In the series, Saul has been involved in these wars of the Middle East for decades. He knows the cost. He is weary of war. He wants the killing to end. As a result Saul sends a personal letter to a Taliban leader he personally knows and with whom he once fought on the same side. This is what it says:
“It seems like a lifetime since you and I met in the mountains. Then we fought on the same side. Now we fight as enemies using every weapon we have. Drones, suicide bombers. Killing families. Children. We are like two madmen hands around each other’s throats, unable to let go, spilling each other’s blood and treasure for 18 years. No one can win such a war. I’ve come to believe that and I think in your heart you believe that too. So I invite you to come talk to me face to face, because you and I know it is only the men with guns who can make peace. Let’s meet without guns, drones, or guards. It’s time to stop sending our young men and women to die.”
Wise words from a war-weary veteran. But of course, they must battle the extremists. They are everywhere.
All sides (there are always more than 2 in these stories) have extremists that must be controlled by intelligence. Again in both senses. It is much easier to start a war than end one. Why do extremists always seem so strong and moderates so namby-pamby? Those thirsting for revenge seem so smart, but are so far from truth. Haqqani an Afghan and Saul have a conversation:
Saul: “You’re innocent (of murdering 2 Presidents)
Haqqani: After 40 years of war no one is innocent.

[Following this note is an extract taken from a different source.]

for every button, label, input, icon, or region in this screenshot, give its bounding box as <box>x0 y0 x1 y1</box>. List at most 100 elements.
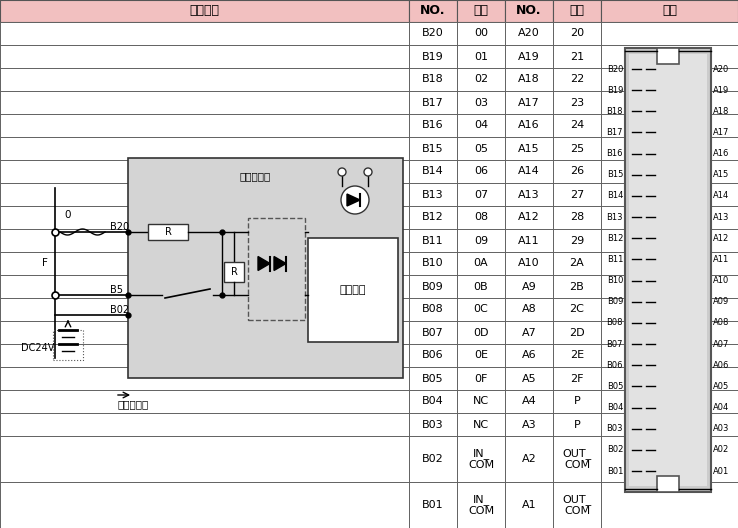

Carrie Matheson is the disturbed protagonist, an American spy. Constantly fighting her own mental problems trying to balance her duty to her daughter (she is a single mom with a young daughter) and her duty to her country. One has to give. It is an uncomfortable dilemma. She is an incredibly fierce defender of her country, and her daughter at great personal risk to herself. For those goals she takes insane chances and makes insane choices.
Both Saul and Carrie have impossible choices to make. Can one betray the other to save the country? Or give up a hidden spy?
This series has the colour of truth. But it is a murky truth. There is ample corruption and chicanery on all sides. No one has a monopoly on morality or fault. There are good people and bad people but never entirely good or bad. They are seeking each other out in a world of desperation. Often truth and heaven are found in the most unlikely of places.
Evgeny the Russian spy is smart. He tells his American counterpart, “every time the Americans bomb a bunch of civilians it’s an opportunity for us. We help them rebuild.”
The American protagonists also must navigate their way through that dark world where truth is hidden and morality is as camouflaged as the soldiers. As Carries says, “I will never betray my country. I won’t do that. But between the black and white there is a lot of gray.” That is the way it is. It’s complicated. Simple answers wont’ do. Ideology cannot cut it. Intelligence is what is needed, but hard to find.
One of the finest TV series is over. I loved this series. I will miss it a lot.